A short five-minute walk later and we were standing in the middle of numerous large stones that had been placed in an oval shape with two taller stones on either end. Historians seems to agree that Stenskepp is a burial ground, based on its similarity with other such structures around Sweden. As to who might be buried there, however, here are many floating theories (legends really). Perhaps it contains the bodies of an unfortunate bridal train that perished there, or a Viking chief and his men. Apparently, the family who owns the property does not wish to have it dug up and so the secrets remain unveiled.

Walking around the site, especially alone, was incredible. It felt like having access to hallowed ground and it was not lost on me that there was an ancient untold story underneath where I stepped. While inside the stones, it was easy to imagine being on a ship deck looking out over the water as the sun set.

Even without the interesting heritage of the stones, Bolmsholm is a beautiful place to walk in its own right. At the end of a gorgeous wide-open field is the entrance to the surrounding woods and it is my understanding that hiking trails continue quite a ways, skirting the field. We didn’t have enough time and the wind was rather blustery, so we headed back to Halden, Norway to return my friend’s car.

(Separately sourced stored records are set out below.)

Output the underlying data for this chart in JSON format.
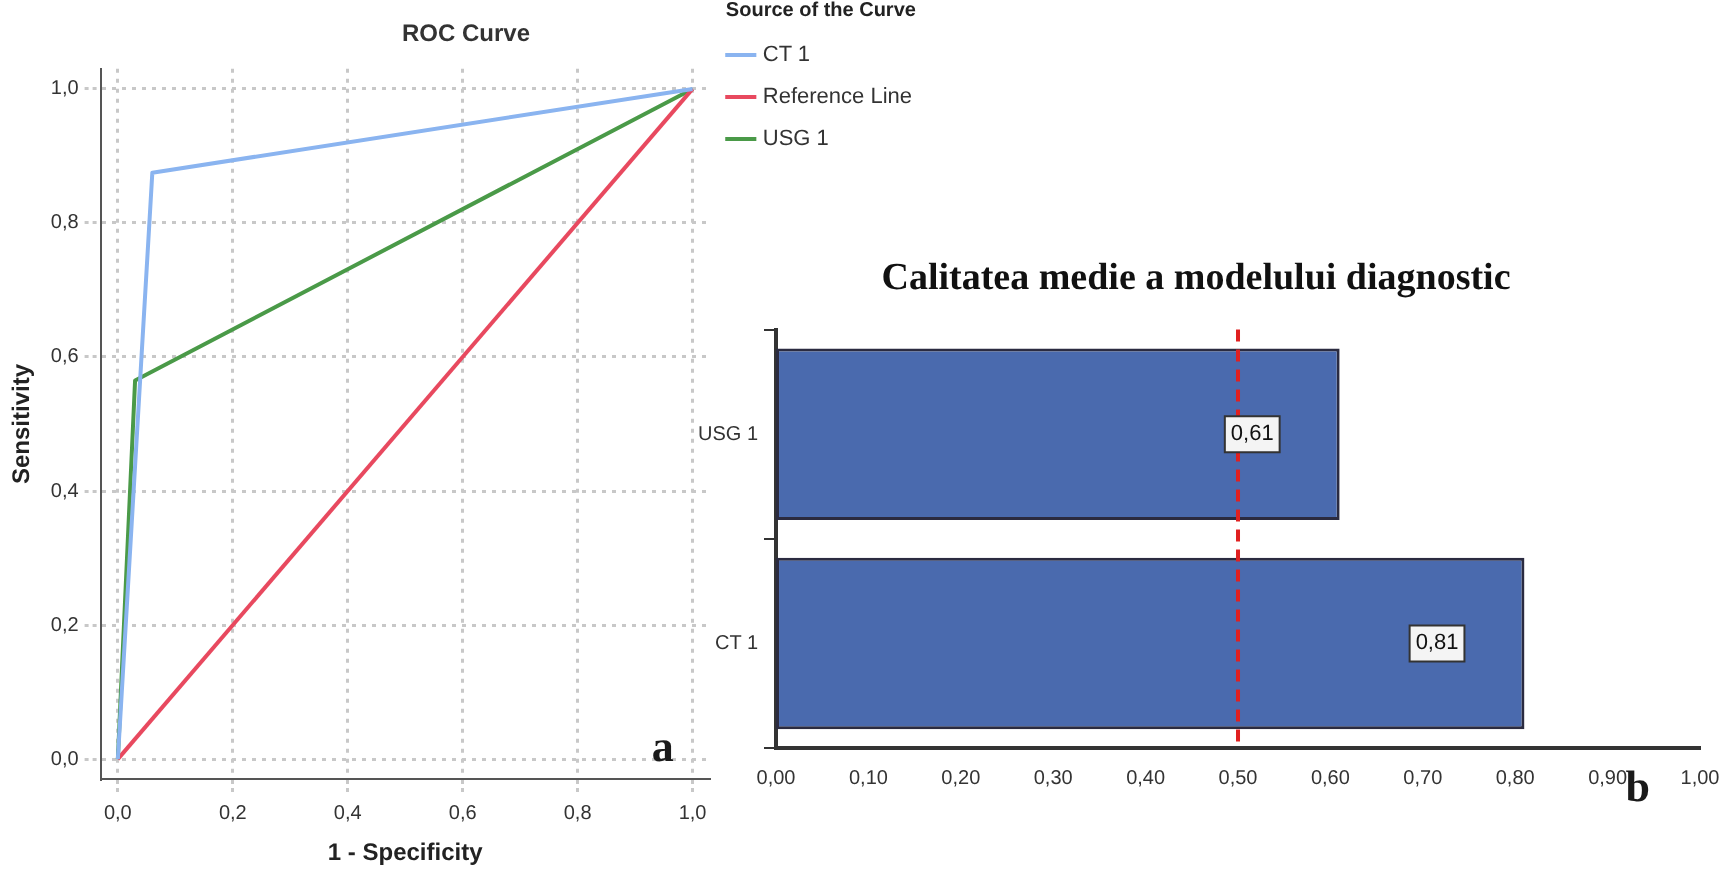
{
  "chart_data": [
    {
      "type": "line",
      "title": "ROC Curve",
      "xlabel": "1 - Specificity",
      "ylabel": "Sensitivity",
      "legend_title": "Source of the Curve",
      "legend": "right",
      "grid": true,
      "marker": "none",
      "line_style": "solid",
      "annotations": [
        "a"
      ],
      "xlim": [
        -0.03,
        1.03
      ],
      "ylim": [
        -0.03,
        1.03
      ],
      "xticks": [
        {
          "value": 0,
          "label": "0,0"
        },
        {
          "value": 0.2,
          "label": "0,2"
        },
        {
          "value": 0.4,
          "label": "0,4"
        },
        {
          "value": 0.6,
          "label": "0,6"
        },
        {
          "value": 0.8,
          "label": "0,8"
        },
        {
          "value": 1,
          "label": "1,0"
        }
      ],
      "yticks": [
        {
          "value": 0,
          "label": "0,0"
        },
        {
          "value": 0.2,
          "label": "0,2"
        },
        {
          "value": 0.4,
          "label": "0,4"
        },
        {
          "value": 0.6,
          "label": "0,6"
        },
        {
          "value": 0.8,
          "label": "0,8"
        },
        {
          "value": 1,
          "label": "1,0"
        }
      ],
      "series": [
        {
          "name": "CT 1",
          "color": "#8ab4f0",
          "x": [
            0,
            0.06,
            1
          ],
          "values": [
            0,
            0.875,
            1
          ]
        },
        {
          "name": "Reference Line",
          "color": "#e8495f",
          "x": [
            0,
            1
          ],
          "values": [
            0,
            1
          ]
        },
        {
          "name": "USG 1",
          "color": "#4a9a48",
          "x": [
            0,
            0.03,
            1
          ],
          "values": [
            0,
            0.565,
            1
          ]
        }
      ]
    },
    {
      "type": "bar",
      "orientation": "horizontal",
      "title": "Calitatea medie a modelului diagnostic",
      "categories": [
        "USG 1",
        "CT 1"
      ],
      "values": [
        0.61,
        0.81
      ],
      "value_labels": [
        "0,61",
        "0,81"
      ],
      "color": "#4a6aae",
      "annotations": [
        "b"
      ],
      "xlim": [
        0,
        1
      ],
      "xticks": [
        {
          "value": 0,
          "label": "0,00"
        },
        {
          "value": 0.1,
          "label": "0,10"
        },
        {
          "value": 0.2,
          "label": "0,20"
        },
        {
          "value": 0.3,
          "label": "0,30"
        },
        {
          "value": 0.4,
          "label": "0,40"
        },
        {
          "value": 0.5,
          "label": "0,50"
        },
        {
          "value": 0.6,
          "label": "0,60"
        },
        {
          "value": 0.7,
          "label": "0,70"
        },
        {
          "value": 0.8,
          "label": "0,80"
        },
        {
          "value": 0.9,
          "label": "0,90"
        },
        {
          "value": 1,
          "label": "1,00"
        }
      ],
      "ref_lines": [
        {
          "axis": "x",
          "value": 0.5,
          "color": "#e02020",
          "line_style": "dashed"
        }
      ]
    }
  ]
}
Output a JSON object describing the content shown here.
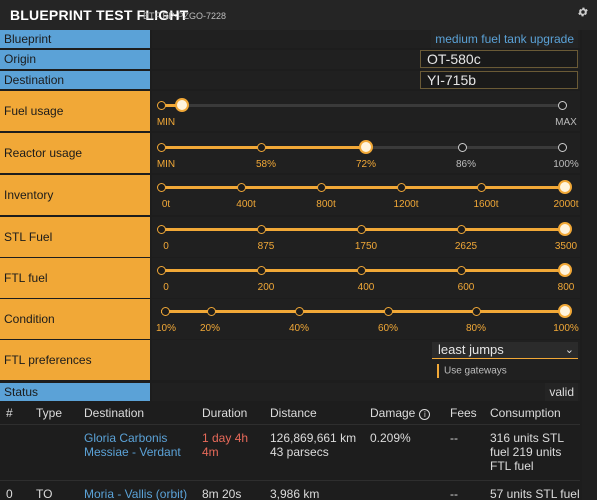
{
  "header": {
    "title": "BLUEPRINT TEST FLIGHT",
    "subtitle": "BTF BP-PZGO-7228",
    "gear_icon": "gear-icon"
  },
  "blueprint": {
    "label": "Blueprint",
    "value": "medium fuel tank upgrade"
  },
  "origin": {
    "label": "Origin",
    "value": "OT-580c"
  },
  "destination": {
    "label": "Destination",
    "value": "YI-715b"
  },
  "fuel_usage": {
    "label": "Fuel usage",
    "ticks": [
      "MIN",
      "MAX"
    ],
    "value_fraction": 0.04
  },
  "reactor_usage": {
    "label": "Reactor usage",
    "ticks": [
      "MIN",
      "58%",
      "72%",
      "86%",
      "100%"
    ],
    "selected_index": 2
  },
  "inventory": {
    "label": "Inventory",
    "ticks": [
      "0t",
      "400t",
      "800t",
      "1200t",
      "1600t",
      "2000t"
    ],
    "selected_index": 5
  },
  "stl_fuel": {
    "label": "STL Fuel",
    "ticks": [
      "0",
      "875",
      "1750",
      "2625",
      "3500"
    ],
    "selected_index": 4
  },
  "ftl_fuel": {
    "label": "FTL fuel",
    "ticks": [
      "0",
      "200",
      "400",
      "600",
      "800"
    ],
    "selected_index": 4
  },
  "condition": {
    "label": "Condition",
    "ticks": [
      "10%",
      "20%",
      "40%",
      "60%",
      "80%",
      "100%"
    ],
    "selected_index": 5
  },
  "ftl_preferences": {
    "label": "FTL preferences",
    "selected": "least jumps",
    "checkbox_label": "Use gateways",
    "checked": true
  },
  "status": {
    "label": "Status",
    "value": "valid"
  },
  "table": {
    "headers": [
      "#",
      "Type",
      "Destination",
      "Duration",
      "Distance",
      "Damage",
      "Fees",
      "Consumption"
    ],
    "rows": [
      {
        "index": "",
        "type": "",
        "destination": "Gloria Carbonis Messiae - Verdant",
        "duration": "1 day 4h 4m",
        "distance": "126,869,661 km 43 parsecs",
        "damage": "0.209%",
        "fees": "--",
        "consumption": "316 units STL fuel 219 units FTL fuel"
      },
      {
        "index": "0",
        "type": "TO",
        "destination": "Moria - Vallis (orbit)",
        "duration": "8m 20s",
        "distance": "3,986 km",
        "damage": "",
        "fees": "--",
        "consumption": "57 units STL fuel"
      }
    ]
  },
  "colors": {
    "orange": "#f1a837",
    "blue": "#5ba2d7",
    "red": "#e86a5a"
  }
}
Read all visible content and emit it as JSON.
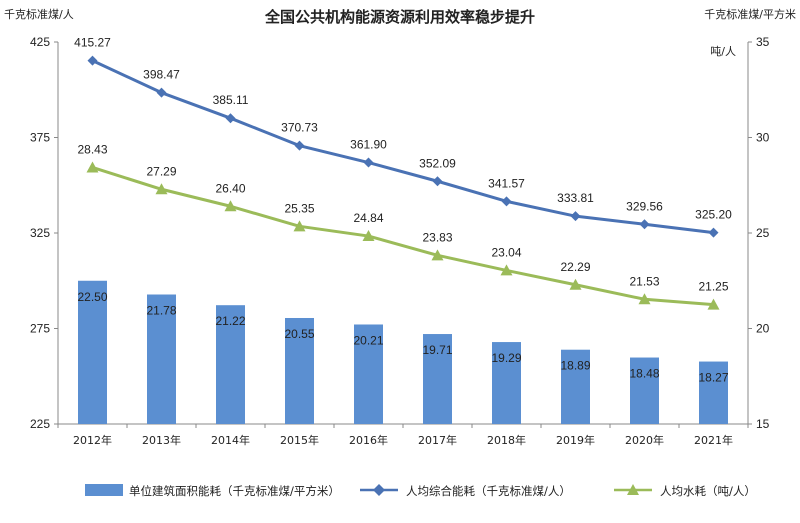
{
  "chart_data": {
    "type": "bar",
    "title": "全国公共机构能源资源利用效率稳步提升",
    "left_axis": {
      "unit": "千克标准煤/人",
      "ylim": [
        225,
        425
      ],
      "ticks": [
        425,
        375,
        325,
        275,
        225
      ]
    },
    "right_axis": {
      "unit_top": "千克标准煤/平方米",
      "unit_sub": "吨/人",
      "ylim": [
        15,
        35
      ],
      "ticks": [
        35,
        30,
        25,
        20,
        15
      ]
    },
    "categories": [
      "2012年",
      "2013年",
      "2014年",
      "2015年",
      "2016年",
      "2017年",
      "2018年",
      "2019年",
      "2020年",
      "2021年"
    ],
    "series": [
      {
        "name": "单位建筑面积能耗（千克标准煤/平方米）",
        "type": "bar",
        "axis": "right",
        "color": "#5b8fd1",
        "values": [
          22.5,
          21.78,
          21.22,
          20.55,
          20.21,
          19.71,
          19.29,
          18.89,
          18.48,
          18.27
        ],
        "labels": [
          "22.50",
          "21.78",
          "21.22",
          "20.55",
          "20.21",
          "19.71",
          "19.29",
          "18.89",
          "18.48",
          "18.27"
        ]
      },
      {
        "name": "人均综合能耗（千克标准煤/人）",
        "type": "line",
        "marker": "diamond",
        "axis": "left",
        "color": "#4a72b4",
        "values": [
          415.27,
          398.47,
          385.11,
          370.73,
          361.9,
          352.09,
          341.57,
          333.81,
          329.56,
          325.2
        ],
        "labels": [
          "415.27",
          "398.47",
          "385.11",
          "370.73",
          "361.90",
          "352.09",
          "341.57",
          "333.81",
          "329.56",
          "325.20"
        ]
      },
      {
        "name": "人均水耗（吨/人）",
        "type": "line",
        "marker": "triangle",
        "axis": "right",
        "color": "#9bbb59",
        "values": [
          28.43,
          27.29,
          26.4,
          25.35,
          24.84,
          23.83,
          23.04,
          22.29,
          21.53,
          21.25
        ],
        "labels": [
          "28.43",
          "27.29",
          "26.40",
          "25.35",
          "24.84",
          "23.83",
          "23.04",
          "22.29",
          "21.53",
          "21.25"
        ]
      }
    ],
    "grid": false,
    "legend": "bottom"
  }
}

It was really neat to drive an electric car for a few reasons: 1) it was quieter than any car I’ve driven, 2) I realized you can’t refer to the accelerator as the “gas pedal” and 3) it was strangely more cost-effective to drive slowly. As a pedal to the medal kind of driver, driving slowly was something for me to get used to. But, the fact that I was driving a friend’s car and that I wanted to take in the scenery helped slow me down.
Recharging the vehicle was something very new for me. We pulled into a Tesla charging station even though the car is not a Tesla (apparently all brands of electric cars can be charged at all types of charging stations). I must say that recharging took a very long time, much longer than filling up a tank with gas. We waited about 20 minutes only to have enough charge to drive an hour to get home. Who knows how long it would have taken to completely recharge, making an electric car, in my opinion, not that great for long road trips.

There is still so much more of Sweden I’d like to see, including meandering in Stockholm’s Old Town, checking out the ABBA Museum, exploring the many archipelagos, taking a hike in one of the many national parks, learning more about the Sami, visiting some castles and reveling in the vegan scene of Malmö.